Husten tritt häufig im Zusammenhang mit einer Erkältung der oberen Atemwege auf. Er kann durchaus zwei bis drei Wochen andauern und einem das Leben schwer machen, sowohl tagsüber als auch nachts. Die Heilung braucht somit etwas Zeit, und häufig ist Unterstützung durch ein Medikament willkommen.
 

Eine typische Erkältung kann mit Schnupfen oder einem kratzenden Hals beginnen. Die verantwortlichen Viren befallen die Schleimhaut von Nase, Rachen und Bronchien mehr oder weniger intensiv und erfolgreich.

Wenn unser Immunsystem «in Form» ist, bereitet es ihm keine Mühe, diese Krankheitserreger abzuwehren. Tragen Sie ihm deshalb Sorge! Wichtig sind genügend Schlaf, eine ausreichende Versorgung mit Vitaminen, Mineralstoffen und Spurenelementen und regelmässige Bewegung auch an der frischen Luft.

Akute Bronchitis

Der Pneumologe Dr. Eric Breitenstein erklärt: «In den Bronchien kann eine Erkältung eine sogenannte akute Bronchitis auslösen. In den meisten Fällen sind Viren die Ursache.

Im Allgemeinen leiden die Betroffenen zuerst an einer viralen Infektion der oberen Atemwege, häufig an einer Pharyngitis (Rachenentzündung) oder an Schnupfen, anschliessend tritt infolge der Reizung ein trockener Husten auf.
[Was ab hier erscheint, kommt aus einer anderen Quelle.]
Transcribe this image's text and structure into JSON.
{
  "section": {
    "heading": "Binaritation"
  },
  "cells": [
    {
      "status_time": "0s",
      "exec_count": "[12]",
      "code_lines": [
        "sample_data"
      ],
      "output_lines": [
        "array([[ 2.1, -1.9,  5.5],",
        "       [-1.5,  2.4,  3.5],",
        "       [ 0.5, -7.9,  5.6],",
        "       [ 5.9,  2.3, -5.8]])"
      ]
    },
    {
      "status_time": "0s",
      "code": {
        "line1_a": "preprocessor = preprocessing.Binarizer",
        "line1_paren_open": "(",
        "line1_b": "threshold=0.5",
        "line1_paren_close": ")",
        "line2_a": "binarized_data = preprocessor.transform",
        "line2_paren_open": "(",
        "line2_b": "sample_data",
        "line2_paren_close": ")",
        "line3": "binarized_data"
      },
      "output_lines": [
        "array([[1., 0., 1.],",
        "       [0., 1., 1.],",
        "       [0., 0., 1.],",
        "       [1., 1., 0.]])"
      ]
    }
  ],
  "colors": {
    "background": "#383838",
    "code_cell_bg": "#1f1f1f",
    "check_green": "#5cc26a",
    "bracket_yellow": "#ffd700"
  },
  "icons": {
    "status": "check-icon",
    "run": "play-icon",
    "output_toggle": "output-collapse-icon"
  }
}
Falls sich die Entzündung bis in die Bronchien ausbreitet, wird der Husten feucht und produktiv, mit mehr oder weniger gefärbtem Auswurf. Danach wird der Husten wieder trocken und verschwindet schliesslich. Normalerweise heilt er somit von selber aus.
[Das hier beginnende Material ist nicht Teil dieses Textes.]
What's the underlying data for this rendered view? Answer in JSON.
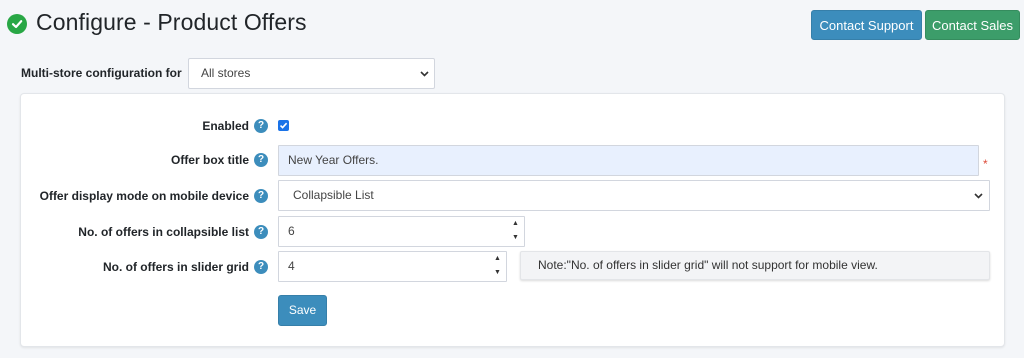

Zur Behandlung der Symptome ist ein schleimlösendes Medikament (Mukolytikum) zu empfehlen. Bei Bedarf beruhigt ein Medikament gegen Husten ausserdem den Hustenreflex, vor allem nachts.»

Zusätzlich sollten Sie darauf achten, dass Sie genügend trinken, zum Beispiel Brusttee oder Thymian-, Lindenblüten- oder Eibischtee.

Allgemein können gegen Erkältungssymptome auch Inhalieren, Einreiben oder ein heisses Bad helfen.